しかし真紀のこの心理はなんだろう。ならばなぜあの時、貴信さんのプロポーズを受けなかったのか。

そこには、真紀の育った環境が少なからず関係していた。

女尊男卑の家系


真紀は宮城県黒川郡大郷町の、不来内というちいさな集落の生まれだ。
どこ、と言っても目印すら示しにくい山村である。
不来内にはいわゆる小字がそのまま使用されており、不来内〇〇、というふうに地名が続く。しかし、ほとんどはそれぞれに1軒から5軒程度の家があるだけで、不来内全体でもそう家は多くないが、そのなかで村山姓は結構多い。

この地域で真紀はどんな成長をしたのか。

近所の人の証言によれば、真紀の父親は婿養子だったという。婿取り娘であった真紀の母親、そして真紀の母方の祖母も、ふたりとも気性の荒い女性だった。
その上、村上家は大柄な体格の人が多く、実際真紀も170センチほどあった。
いわゆる女系の家系だったのか、村上家では男は尻に敷かれていたという。
そんな居心地の悪さからか、真紀の父親は外に愛人を作ってしまう。そして家に戻らなくなってしまった。
数年して、女に捨てられたのか父親は家に帰ってきたというが、真紀の母親は夫を許さずそのまま離婚となった。
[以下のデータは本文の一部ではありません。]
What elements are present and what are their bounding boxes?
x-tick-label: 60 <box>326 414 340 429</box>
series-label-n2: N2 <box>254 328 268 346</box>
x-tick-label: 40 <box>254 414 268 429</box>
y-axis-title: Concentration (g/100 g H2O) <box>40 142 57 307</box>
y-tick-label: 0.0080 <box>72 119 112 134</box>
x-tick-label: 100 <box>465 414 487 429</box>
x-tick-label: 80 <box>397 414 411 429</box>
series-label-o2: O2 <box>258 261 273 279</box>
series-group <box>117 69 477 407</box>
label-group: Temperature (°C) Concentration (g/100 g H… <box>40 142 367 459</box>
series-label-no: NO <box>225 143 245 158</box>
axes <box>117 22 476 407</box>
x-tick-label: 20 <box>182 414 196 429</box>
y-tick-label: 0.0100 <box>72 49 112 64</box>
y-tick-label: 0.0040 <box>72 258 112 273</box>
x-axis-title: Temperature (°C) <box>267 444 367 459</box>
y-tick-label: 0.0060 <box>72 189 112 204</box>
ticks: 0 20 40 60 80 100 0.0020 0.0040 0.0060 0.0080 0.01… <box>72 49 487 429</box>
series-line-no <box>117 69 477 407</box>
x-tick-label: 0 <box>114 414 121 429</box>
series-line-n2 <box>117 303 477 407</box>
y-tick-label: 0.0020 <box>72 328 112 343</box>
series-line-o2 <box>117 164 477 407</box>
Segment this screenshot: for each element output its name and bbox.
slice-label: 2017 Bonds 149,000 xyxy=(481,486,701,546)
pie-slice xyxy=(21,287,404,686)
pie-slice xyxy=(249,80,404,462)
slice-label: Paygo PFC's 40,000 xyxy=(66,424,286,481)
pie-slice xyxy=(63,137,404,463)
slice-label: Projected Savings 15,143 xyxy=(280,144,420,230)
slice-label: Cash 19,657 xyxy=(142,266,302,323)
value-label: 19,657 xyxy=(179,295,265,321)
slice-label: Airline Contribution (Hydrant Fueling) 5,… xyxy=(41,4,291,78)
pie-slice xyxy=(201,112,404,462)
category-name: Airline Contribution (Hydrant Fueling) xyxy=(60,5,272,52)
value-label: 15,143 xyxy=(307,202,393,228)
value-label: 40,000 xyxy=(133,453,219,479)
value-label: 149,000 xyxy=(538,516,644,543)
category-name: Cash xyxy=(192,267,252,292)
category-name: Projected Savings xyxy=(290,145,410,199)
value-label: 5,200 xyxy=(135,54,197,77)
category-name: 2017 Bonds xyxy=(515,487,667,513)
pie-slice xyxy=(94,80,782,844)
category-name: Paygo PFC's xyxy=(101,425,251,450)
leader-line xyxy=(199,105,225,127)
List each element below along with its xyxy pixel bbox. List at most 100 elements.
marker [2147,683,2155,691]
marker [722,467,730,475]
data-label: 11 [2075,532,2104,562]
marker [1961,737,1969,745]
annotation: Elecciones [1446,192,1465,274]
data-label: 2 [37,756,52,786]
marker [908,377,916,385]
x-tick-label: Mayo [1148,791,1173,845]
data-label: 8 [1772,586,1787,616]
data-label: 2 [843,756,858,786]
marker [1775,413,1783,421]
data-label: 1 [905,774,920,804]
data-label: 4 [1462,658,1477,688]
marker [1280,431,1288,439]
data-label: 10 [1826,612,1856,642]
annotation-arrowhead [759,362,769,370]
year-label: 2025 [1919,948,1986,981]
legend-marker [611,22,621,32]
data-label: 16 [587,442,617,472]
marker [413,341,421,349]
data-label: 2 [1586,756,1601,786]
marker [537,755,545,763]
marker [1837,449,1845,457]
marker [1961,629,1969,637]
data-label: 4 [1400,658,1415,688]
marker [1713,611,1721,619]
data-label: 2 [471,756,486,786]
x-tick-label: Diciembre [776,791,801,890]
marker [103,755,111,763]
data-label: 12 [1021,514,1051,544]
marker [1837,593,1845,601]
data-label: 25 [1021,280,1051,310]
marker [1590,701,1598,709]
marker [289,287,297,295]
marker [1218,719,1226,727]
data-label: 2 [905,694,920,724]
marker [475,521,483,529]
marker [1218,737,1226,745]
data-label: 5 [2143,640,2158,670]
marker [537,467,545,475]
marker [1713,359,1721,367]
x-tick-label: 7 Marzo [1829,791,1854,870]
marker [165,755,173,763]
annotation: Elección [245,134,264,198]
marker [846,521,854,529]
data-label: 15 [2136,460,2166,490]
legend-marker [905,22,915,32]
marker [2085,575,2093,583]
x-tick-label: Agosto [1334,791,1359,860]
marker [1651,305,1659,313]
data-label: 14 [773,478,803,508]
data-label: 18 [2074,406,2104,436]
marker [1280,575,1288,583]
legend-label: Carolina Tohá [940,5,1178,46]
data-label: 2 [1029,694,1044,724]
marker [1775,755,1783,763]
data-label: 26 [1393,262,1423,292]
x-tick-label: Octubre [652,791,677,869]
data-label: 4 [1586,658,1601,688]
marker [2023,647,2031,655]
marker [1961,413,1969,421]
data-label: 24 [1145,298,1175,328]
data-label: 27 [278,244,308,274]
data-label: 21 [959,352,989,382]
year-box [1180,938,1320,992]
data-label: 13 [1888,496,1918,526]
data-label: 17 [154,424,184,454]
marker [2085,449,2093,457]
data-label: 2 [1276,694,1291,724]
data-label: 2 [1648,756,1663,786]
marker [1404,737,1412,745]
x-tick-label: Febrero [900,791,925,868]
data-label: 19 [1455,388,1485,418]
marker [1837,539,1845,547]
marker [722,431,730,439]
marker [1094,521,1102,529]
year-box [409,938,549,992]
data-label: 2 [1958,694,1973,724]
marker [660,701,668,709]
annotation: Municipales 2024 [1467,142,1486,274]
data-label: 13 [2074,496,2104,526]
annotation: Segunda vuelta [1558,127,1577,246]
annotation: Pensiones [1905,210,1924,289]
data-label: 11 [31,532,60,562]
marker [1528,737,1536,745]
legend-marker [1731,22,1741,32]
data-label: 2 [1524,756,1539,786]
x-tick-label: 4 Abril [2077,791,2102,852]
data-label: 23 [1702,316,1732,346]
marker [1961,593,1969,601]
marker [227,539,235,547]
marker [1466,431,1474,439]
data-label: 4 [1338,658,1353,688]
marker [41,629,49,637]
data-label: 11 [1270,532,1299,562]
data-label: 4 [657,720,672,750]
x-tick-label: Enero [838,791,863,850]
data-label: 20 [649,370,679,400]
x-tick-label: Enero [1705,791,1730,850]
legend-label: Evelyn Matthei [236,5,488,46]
この、強い母を見て育った真紀の心には、いつからか母に認められることに重きを置くようになった節がある。
貴信さんからのプロポーズを真紀が渋ったのは、実は「見栄」だったというのだ。
当時貴信さんは、将来の幹部候補とはいえ20代半ば。外資系企業ならまだしも、地方のスーパーの幹部候補となれば給料はそんなに多くなかっただろう。
しかも、将来的に考えても、家業である青果市場は三男の貴信さんが継げるはずもなく、また継げたとしても真紀は「所詮、八百屋」に魅力を見いだせなかった。
それがネックになって、当初貴信さんからのプロポーズをはぐらかしていたというのだ。

ただ、ここで一つ疑問が。
真紀は先にも書いたが、21歳年上の夫がいた。夫の証言によれば、結婚に際して真紀の母親にも祝福されたという。
しかし、夫の職業はと言えばファミレスのメンテナンス担当である。メーカーの技術者であったとしても、普通に考えれば貴信さんのバックボーンや将来性の方が有望な気がする。

ともあれ真紀のもとから貴信さんは去り、貴信さんの隣には、平成18年の1月から入社してきた由希子さんの姿があった。
「私が結婚するはずだった」
真紀は取り調べでこう話したというが、そこには自分が優位に立っていると思い込んだ女の惨めな焦りが見える。
そしてそれは、由希子さんへのイジメへと繋がっていった。